The paragraph above mentions to ways of characterizing the target–a single target for the entire database or a target normal form for each table. We’ve already seen what it means for a table to be in a normal form or satisfy it. The normal form a table satisfies is the most restrictive normal form for that table. We can extend this notion an entire database. The normal form of a database is the least restrictive normal form of any table in the database. If we have some tables in a database that are 1NF and some that are 2NF, we say the database satisfies 1NF because every table in the database meets the 1NF conditions. Since not every table meets the more restrictive 2NF, it would not be accurate to claim the entire database does. We err on the side of caution by choosing the least instead of most restrictive among the tables.

Boyce-Codd Normal Form (BCNF)

A relation satisfies Boyce-Codd Normal Form if it is in 2NF and has no functional dependencies on non-prime columns. (In other words, the only allowed FDs are of the form candidate key → other columns)

Now that BCNF has been defined, we can revisit the law we saw above:

Data should depend on the key (1NF), the whole key (2NF), and nothing but the key (BCNF), so help me Codd.

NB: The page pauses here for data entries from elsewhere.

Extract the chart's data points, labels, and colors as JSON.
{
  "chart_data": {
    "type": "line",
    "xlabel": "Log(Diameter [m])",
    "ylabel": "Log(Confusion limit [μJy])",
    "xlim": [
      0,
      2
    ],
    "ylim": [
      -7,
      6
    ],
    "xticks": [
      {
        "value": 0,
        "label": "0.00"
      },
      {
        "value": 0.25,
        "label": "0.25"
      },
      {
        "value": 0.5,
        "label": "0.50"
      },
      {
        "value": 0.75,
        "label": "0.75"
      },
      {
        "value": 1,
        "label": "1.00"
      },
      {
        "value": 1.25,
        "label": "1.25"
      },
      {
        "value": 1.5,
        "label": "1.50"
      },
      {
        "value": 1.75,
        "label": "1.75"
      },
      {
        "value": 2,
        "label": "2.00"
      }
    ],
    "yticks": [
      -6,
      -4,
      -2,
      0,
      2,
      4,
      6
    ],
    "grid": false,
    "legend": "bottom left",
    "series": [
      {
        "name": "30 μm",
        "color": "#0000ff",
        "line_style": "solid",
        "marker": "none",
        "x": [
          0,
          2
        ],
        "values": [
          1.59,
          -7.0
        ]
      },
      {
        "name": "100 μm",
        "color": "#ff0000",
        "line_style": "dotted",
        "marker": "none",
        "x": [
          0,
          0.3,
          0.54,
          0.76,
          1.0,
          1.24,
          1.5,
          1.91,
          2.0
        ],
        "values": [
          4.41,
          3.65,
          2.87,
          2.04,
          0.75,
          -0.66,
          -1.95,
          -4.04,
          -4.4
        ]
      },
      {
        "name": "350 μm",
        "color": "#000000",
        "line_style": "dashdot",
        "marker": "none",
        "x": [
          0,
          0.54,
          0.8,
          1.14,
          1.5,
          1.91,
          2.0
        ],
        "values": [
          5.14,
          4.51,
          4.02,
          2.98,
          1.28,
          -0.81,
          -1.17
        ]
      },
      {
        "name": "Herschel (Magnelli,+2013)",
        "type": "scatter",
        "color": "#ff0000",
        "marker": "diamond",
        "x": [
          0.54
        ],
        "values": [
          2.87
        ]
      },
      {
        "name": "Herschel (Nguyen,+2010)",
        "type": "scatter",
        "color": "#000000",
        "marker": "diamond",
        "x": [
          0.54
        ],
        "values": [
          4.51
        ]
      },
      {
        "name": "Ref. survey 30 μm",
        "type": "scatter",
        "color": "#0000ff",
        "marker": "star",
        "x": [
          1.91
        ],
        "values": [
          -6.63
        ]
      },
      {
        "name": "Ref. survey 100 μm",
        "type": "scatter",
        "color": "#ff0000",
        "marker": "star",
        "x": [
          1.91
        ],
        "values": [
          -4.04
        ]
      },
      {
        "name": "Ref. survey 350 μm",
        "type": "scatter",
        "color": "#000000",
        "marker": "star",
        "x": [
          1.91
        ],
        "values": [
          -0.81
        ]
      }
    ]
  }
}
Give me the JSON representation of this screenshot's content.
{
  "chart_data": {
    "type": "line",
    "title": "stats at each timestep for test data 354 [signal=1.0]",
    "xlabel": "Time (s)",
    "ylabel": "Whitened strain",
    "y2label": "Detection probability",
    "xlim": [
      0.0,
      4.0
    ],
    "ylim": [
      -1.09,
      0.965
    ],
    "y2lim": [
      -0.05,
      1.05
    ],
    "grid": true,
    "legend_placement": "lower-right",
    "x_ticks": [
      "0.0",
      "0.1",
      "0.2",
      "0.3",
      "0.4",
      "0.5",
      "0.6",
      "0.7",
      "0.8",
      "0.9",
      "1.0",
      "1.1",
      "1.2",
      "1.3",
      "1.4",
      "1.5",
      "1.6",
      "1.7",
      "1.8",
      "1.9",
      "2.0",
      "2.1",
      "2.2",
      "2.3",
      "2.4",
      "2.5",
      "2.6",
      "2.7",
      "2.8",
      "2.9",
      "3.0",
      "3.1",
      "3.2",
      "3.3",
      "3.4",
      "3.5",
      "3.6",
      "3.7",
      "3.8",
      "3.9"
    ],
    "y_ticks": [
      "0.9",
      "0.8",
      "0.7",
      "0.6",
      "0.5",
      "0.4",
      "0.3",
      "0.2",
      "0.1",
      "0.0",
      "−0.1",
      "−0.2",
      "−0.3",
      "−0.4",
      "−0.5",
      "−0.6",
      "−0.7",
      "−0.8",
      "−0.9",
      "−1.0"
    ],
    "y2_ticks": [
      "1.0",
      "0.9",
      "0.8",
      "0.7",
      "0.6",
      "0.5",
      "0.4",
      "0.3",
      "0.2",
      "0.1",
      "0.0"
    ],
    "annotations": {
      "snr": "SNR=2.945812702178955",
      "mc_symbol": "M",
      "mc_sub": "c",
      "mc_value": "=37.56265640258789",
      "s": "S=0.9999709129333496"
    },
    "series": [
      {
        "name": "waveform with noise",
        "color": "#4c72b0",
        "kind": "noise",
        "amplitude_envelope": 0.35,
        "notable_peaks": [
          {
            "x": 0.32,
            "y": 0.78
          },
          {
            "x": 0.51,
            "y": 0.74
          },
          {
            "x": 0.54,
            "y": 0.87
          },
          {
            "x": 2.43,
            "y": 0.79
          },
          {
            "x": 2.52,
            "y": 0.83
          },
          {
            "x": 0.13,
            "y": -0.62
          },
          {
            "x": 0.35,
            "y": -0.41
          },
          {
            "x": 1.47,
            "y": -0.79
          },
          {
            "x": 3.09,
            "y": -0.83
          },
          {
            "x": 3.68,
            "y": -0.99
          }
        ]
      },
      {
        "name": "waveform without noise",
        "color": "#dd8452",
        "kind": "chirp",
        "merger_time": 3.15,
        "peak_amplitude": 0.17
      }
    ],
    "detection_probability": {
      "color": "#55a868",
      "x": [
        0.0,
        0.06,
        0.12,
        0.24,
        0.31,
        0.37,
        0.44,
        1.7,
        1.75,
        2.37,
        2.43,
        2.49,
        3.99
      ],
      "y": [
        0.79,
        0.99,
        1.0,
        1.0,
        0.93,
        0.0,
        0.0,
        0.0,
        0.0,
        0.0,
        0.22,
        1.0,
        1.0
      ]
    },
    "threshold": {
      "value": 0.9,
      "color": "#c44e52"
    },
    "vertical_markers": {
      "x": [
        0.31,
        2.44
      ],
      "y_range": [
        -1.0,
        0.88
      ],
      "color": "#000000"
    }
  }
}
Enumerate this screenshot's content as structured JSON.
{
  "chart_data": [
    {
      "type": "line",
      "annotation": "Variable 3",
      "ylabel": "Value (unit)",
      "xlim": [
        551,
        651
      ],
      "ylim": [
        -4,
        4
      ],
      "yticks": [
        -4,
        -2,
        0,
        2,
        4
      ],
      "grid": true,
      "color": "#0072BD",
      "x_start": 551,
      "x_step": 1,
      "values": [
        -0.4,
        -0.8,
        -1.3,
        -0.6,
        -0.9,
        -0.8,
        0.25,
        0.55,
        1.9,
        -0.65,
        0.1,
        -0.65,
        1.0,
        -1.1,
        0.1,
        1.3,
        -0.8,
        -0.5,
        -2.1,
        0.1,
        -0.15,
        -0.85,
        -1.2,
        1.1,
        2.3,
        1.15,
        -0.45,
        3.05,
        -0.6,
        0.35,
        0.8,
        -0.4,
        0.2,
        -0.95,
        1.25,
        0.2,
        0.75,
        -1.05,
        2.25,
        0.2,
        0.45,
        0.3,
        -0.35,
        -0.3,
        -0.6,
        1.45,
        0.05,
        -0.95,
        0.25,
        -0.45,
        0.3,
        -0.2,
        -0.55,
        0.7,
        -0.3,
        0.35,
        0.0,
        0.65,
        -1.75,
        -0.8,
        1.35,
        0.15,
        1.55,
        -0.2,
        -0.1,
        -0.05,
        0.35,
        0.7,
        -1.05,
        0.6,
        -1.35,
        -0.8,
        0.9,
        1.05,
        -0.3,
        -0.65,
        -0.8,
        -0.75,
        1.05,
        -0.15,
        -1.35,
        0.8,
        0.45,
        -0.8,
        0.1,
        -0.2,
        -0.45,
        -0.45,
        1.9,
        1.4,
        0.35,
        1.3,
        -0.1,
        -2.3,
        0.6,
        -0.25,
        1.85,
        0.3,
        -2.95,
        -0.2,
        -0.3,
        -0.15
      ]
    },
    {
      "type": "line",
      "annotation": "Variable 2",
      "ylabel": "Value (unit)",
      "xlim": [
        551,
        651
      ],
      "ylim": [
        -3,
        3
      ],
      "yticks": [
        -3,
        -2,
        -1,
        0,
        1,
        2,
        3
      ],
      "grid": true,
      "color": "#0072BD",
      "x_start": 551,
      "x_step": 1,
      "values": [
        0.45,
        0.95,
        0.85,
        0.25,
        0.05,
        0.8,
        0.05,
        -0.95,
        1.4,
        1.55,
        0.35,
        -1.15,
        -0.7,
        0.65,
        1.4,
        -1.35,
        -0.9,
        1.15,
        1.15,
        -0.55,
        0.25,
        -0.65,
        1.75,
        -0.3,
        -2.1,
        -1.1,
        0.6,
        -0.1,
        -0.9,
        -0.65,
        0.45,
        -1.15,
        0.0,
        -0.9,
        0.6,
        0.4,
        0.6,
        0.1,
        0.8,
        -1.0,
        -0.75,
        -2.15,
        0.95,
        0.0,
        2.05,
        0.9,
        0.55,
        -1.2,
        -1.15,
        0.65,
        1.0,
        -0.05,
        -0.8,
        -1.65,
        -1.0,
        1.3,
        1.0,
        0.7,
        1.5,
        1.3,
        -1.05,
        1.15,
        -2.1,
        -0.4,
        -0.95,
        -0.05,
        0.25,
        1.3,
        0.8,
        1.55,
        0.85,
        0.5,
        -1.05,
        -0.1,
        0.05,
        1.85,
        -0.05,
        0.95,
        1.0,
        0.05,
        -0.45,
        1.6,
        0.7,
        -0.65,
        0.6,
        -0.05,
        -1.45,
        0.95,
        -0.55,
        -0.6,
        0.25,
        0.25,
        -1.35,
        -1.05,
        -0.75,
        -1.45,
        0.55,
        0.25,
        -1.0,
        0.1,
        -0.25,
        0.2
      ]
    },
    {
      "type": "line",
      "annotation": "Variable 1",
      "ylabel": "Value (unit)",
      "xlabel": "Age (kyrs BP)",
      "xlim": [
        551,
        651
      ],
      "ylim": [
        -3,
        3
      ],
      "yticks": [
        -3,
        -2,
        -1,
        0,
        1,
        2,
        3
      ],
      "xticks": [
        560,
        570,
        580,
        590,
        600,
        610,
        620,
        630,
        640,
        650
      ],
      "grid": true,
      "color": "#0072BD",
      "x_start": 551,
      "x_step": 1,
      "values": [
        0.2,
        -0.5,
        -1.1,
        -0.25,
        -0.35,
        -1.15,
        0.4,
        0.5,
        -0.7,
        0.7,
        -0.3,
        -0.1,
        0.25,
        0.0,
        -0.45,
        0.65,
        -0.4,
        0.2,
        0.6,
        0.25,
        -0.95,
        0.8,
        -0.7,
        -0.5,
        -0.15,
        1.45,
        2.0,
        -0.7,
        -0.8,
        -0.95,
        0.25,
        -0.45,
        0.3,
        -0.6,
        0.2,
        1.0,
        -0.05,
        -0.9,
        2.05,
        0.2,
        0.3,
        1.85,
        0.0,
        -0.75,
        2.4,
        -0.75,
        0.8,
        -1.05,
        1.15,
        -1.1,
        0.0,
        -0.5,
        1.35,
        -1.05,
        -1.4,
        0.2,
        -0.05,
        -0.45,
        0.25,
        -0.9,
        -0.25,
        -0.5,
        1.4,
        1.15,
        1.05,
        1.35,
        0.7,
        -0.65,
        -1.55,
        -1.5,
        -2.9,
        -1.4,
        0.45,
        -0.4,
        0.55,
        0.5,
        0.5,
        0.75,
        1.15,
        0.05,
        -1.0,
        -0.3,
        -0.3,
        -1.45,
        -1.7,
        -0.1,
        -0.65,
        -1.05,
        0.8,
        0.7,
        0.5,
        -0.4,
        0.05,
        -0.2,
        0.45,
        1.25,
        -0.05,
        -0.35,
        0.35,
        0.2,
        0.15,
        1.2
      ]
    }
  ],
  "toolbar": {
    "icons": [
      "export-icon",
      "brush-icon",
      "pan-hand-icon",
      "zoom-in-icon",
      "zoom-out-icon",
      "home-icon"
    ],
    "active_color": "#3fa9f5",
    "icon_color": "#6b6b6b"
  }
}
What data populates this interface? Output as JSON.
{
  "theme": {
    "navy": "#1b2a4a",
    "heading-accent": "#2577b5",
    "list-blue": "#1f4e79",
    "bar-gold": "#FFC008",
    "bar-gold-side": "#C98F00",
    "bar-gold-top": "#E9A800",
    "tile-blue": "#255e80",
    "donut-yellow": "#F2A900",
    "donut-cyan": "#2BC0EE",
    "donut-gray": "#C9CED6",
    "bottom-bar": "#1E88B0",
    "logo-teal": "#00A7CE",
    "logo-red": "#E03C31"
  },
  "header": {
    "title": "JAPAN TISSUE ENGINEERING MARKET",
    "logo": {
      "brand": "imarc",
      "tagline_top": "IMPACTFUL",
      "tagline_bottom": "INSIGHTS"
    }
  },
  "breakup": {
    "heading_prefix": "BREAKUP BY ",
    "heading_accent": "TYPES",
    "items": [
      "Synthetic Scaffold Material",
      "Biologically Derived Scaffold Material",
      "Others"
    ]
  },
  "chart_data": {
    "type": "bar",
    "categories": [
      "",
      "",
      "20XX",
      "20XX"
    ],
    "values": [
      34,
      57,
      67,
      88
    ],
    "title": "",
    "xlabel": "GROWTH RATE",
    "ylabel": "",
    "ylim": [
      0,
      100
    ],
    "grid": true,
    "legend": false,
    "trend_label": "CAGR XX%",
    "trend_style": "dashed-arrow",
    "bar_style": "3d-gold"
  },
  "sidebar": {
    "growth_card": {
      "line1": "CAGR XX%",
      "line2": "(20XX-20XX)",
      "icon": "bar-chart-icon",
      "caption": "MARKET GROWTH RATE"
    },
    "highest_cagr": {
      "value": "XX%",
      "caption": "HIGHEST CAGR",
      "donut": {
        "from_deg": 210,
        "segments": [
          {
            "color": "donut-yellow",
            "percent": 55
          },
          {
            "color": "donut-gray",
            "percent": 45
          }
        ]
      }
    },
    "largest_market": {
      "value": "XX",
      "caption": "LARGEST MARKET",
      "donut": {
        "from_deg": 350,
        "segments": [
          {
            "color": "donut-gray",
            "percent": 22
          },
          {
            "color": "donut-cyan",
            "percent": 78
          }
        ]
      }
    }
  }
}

Let’s imagine that we also keep track of dues sailors pay, so we also have a non-prime dues column in the Sailors table. Now here’s the part that violates BCNF: we calculate the dues based on the Sailors rating. Better sailors pay less, perhaps because they bring good publicity to the club. That means that the Sailors table in this case has these FDs: sid → sname, age, rating, dues and rating → dues. rating → dues is “bad” because it violates BCNF since rating is not a key of the table; rating is non-prime. The bad FD causes redundancy because all sailors with a particular rating will also have the same dues value. To fix this bad FD, we decompose this Sailors table to eliminate the redundancy:

The Sailors table with the “bad” FD before and after decomposition. Sailors violates 3NF before decomposition because rating is not part of a key (non-prime). After decomposition, both tables satisfy BCNF.

After decomposition, we still have the same two FDs, but they are on different tables now. On the new tables, both are PK → non-prime columns, and all is well. Both tables are BCNF.

Which Normal Form is Right for Me?

Most relational databases ensure their schema is BCNF. You can go far by simply doing this, too. If you are dealing with very specialized situations, you may make other choices. There are actually higher normal forms, and they don’t necessarily simply involve FDs beyond this point. If you need to know more about them, you need to take a graduate-level database course! There’s also one lower normal form we didn’t cover, but it’s optional. The order from least to most strict is 1NF < 2NF < 3NF < BCNF. BCNF is often called “3.5NF” because 3NF and BCNF are so similar. 3NF is older, and BCNF is simpler. Simplicity wins in I308, so we’re ignoring 3NF. If you want to know why, read the optional section below.

Optional Section: Third Normal Form (3NF)

A relation is in third normal form if it satisfies second normal form and it does not have any functional dependencies of the form non-prime column(s) → other non-prime columns

This almost seems like BCNF, because in BCNF we’re not allowed to have FDs on any non-prime columns (nothing but the key!). The difference here is we’re allowed to have FDs of the type some prime column(s) → other prime column(s). What this means in practice is that part of one candidate key may determine part of another. When tables have multiple candidate keys, they are modeling something more complicated than a record with a nice, unique id column. They are likely modeling two inter-related concepts that could be separated into two separate tables. The BCNF wikipedia page gives an example of such a table if you’re curious.